Собрание сочинений. Том 7. Страница любви. Нана - Эмиль Золя
Шрифт:
Интервал:
Закладка:
Однако случались и удачные дни, обеим перепадали луидоры от приличных господ, которые, подымаясь по лестнице меблирашек, предусмотрительно прятали в карман свои ордена. Атласку чутье почти никогда не обманывало: она знала, что душными, влажными вечерами, когда, после дождя, весь Париж источает тошнотворный запах гигантского неопрятного алькова, мужчин доводит до сумасшествия зловоние подозрительных закоулков. Атласка читала это в их мутных взглядах и выслеживала, кто одет получше. Казалось, Париж охвачен приступом безумия, разнуздавшим плоть. Правда, Атласка немножко побаивалась, потому что самые приличные с виду оказывались как раз самыми гнусными. Весь лоск сходил с человека, и вылезало на свет божий животное, ненасытное в своих чудовищных позывах, изощрявшееся в разврате. Вот почему эта шлюха Атласка ни в грош не ставила приличных господ и при виде людей, разъезжавших в каретах, чертыхалась и говорила, что кучер на козлах куда лучше своего барина: во-первых, кучер уважает женщину, а во-вторых, не будет мучить ее своими чертовыми выдумками. Упоение, с которым чистая публика скатывалась в мерзопакостное распутство, все еще удивляло Нана, не расставшуюся с предрассудками, хотя Атласка старалась избавить подругу от излишнего груза иллюзий.
— Значит, по-твоему, — допытывалась Нана, когда у них заходил серьезный разговор, — добродетели уже не существует? Значит, от самого верха и до самого низа все свалялись, все гады? Ну, если так, хорошие дела, должно быть, творятся в Париже с девяти часов вечера до трех часов утра, — и она хихикала, кричала, что вот была бы умора, если бы можно было заглянуть во все комнаты подряд; не только мелкий люд дает себе волю, немало и важных господ сидят по уши в грязи, пожалуй, еще поглубже залезли, чем все прочие. Словом, век живи — век учись.

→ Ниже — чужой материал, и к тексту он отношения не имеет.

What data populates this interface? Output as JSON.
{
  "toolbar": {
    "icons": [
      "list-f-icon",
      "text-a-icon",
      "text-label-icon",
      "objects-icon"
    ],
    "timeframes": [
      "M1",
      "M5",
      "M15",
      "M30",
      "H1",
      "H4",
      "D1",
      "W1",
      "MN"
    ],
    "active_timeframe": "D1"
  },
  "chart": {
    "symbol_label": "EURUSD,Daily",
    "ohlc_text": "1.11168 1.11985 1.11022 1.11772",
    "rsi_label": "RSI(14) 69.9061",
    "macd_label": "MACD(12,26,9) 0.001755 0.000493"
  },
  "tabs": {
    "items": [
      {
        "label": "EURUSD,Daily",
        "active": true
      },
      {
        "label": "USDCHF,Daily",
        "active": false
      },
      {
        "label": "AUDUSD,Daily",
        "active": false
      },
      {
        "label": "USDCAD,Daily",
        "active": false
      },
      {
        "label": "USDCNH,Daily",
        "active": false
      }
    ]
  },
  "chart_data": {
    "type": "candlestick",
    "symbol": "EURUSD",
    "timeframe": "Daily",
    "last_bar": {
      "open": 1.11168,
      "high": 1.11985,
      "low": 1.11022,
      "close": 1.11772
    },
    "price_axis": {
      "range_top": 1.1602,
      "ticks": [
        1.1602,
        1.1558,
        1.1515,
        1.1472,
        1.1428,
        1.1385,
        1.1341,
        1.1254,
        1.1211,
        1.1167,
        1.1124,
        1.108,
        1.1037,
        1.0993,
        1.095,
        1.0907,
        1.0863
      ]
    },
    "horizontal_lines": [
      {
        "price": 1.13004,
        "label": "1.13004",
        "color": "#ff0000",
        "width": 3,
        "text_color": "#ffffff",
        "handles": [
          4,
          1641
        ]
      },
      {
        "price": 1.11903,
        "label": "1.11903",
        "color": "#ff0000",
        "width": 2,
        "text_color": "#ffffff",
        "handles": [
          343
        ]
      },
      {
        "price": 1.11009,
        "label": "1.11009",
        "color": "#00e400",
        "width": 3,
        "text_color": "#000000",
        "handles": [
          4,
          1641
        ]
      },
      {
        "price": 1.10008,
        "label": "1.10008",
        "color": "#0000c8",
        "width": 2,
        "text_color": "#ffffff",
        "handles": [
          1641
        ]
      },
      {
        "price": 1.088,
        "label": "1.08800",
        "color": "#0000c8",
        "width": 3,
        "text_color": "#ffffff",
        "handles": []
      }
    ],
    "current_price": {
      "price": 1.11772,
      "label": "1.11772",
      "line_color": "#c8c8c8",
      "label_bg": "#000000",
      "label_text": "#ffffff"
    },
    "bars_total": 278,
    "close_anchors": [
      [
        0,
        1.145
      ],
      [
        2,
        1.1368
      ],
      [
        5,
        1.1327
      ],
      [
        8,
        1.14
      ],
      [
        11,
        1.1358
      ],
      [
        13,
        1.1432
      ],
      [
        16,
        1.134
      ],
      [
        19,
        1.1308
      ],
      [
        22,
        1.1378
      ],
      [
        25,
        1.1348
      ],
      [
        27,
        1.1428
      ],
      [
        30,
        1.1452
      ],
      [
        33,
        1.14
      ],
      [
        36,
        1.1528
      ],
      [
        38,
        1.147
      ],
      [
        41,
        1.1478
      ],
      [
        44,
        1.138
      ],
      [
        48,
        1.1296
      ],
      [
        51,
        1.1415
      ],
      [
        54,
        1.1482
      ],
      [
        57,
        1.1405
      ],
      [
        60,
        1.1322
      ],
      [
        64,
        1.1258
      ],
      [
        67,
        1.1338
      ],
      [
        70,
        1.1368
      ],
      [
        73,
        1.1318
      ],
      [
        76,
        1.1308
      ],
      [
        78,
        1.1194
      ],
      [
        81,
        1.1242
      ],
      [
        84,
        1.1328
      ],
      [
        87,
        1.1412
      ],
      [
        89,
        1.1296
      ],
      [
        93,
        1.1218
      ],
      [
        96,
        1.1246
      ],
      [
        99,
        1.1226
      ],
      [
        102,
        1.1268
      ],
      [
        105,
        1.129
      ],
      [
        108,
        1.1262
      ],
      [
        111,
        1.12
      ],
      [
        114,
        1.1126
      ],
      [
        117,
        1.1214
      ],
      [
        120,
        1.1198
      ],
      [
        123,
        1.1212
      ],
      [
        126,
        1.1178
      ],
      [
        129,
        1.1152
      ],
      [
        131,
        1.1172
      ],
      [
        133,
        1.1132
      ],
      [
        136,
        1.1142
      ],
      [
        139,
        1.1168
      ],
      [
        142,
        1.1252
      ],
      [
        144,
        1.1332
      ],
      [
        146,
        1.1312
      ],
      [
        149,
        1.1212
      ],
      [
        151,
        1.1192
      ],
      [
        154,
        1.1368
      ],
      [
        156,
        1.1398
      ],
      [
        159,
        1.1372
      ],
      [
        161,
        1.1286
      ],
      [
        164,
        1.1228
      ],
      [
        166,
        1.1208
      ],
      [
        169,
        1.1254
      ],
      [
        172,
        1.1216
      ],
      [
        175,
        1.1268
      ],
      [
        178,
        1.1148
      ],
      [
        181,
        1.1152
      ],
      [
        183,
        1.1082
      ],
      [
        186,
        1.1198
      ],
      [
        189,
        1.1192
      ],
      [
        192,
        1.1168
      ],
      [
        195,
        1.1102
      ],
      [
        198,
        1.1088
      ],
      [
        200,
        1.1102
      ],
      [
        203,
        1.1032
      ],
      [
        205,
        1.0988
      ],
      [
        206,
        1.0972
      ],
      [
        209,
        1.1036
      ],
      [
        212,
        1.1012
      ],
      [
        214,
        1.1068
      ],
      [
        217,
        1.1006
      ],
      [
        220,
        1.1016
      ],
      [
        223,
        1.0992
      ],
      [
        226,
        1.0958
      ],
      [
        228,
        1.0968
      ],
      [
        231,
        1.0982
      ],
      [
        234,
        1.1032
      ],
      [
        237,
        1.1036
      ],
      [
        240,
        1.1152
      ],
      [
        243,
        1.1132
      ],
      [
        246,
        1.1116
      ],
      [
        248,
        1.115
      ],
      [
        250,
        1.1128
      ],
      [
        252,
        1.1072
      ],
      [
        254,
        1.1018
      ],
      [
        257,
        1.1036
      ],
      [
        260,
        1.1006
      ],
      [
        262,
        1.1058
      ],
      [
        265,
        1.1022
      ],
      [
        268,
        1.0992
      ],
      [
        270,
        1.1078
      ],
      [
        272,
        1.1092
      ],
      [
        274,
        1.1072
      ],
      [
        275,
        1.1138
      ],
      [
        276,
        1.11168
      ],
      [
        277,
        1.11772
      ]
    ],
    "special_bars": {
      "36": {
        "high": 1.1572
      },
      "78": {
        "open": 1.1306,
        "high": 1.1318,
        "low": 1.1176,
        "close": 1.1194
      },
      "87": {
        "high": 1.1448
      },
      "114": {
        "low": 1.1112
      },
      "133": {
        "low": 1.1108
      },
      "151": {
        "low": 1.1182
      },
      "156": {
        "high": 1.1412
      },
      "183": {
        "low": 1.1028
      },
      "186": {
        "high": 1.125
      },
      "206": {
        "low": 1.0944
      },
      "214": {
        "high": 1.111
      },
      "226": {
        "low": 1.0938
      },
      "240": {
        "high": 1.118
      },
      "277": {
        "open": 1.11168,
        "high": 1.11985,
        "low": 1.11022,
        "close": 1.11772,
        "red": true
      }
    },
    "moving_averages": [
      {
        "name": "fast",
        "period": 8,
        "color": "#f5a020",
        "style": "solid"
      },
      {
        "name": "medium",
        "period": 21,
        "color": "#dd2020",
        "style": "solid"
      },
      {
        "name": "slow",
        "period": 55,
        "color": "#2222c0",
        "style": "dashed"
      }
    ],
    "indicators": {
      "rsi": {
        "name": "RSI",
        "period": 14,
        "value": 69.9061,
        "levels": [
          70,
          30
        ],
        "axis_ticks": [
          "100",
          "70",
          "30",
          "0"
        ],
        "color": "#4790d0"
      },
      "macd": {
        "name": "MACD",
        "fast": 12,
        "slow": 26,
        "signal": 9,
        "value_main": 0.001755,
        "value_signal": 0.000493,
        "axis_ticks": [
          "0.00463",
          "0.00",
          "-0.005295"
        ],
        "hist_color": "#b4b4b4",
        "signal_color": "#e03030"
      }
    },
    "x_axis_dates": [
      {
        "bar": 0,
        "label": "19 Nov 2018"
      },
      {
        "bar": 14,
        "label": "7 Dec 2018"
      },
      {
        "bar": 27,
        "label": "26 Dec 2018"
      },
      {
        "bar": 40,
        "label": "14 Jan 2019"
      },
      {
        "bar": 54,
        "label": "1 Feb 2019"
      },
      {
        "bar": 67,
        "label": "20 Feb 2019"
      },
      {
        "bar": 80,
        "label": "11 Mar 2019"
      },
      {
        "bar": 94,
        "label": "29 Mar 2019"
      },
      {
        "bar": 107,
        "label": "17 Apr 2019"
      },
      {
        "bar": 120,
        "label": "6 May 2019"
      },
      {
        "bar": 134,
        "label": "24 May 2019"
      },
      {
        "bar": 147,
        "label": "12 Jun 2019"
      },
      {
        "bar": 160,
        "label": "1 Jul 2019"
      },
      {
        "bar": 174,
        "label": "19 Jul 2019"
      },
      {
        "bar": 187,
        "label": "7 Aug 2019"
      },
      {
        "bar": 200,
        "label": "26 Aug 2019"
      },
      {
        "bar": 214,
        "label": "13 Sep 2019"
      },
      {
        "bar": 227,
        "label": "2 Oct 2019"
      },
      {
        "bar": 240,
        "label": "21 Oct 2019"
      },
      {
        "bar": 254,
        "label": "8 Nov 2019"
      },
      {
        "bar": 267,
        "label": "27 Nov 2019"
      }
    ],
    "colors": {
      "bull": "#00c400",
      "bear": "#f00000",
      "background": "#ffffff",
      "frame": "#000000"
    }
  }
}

Как-то вечером, зайдя за Атлаской, она столкнулась с маркизом де Шуар, который с трудом спускался по лестнице, еле волоча непослушные ноги, а лицо у него было белое, как у мертвеца. Нана сделала вид, что сморкается, и закрылась носовым платком. Поднявшись наверх, она обнаружила Атласку среди чудовищной грязи, комната не убиралась уже целую неделю, от кровати разило, повсюду были раскиданы немытые кастрюли, и удивленная Нана осведомилась, неужели ее подружка знается с маркизом? Представьте себе, знается; он даже им здорово надоел, ей и ее бывшему любовнику, кондитеру, когда они еще вместе жили. Теперь он изредка заглядывает сюда; но он ее просто извел, все обнюхивает, в самые грязные закоулки нос сует, даже ее ночные туфли не оставляет в покое.
— Да, душка, и туфли тоже… Ах, старая мразь! И вечно всяких пакостей требует…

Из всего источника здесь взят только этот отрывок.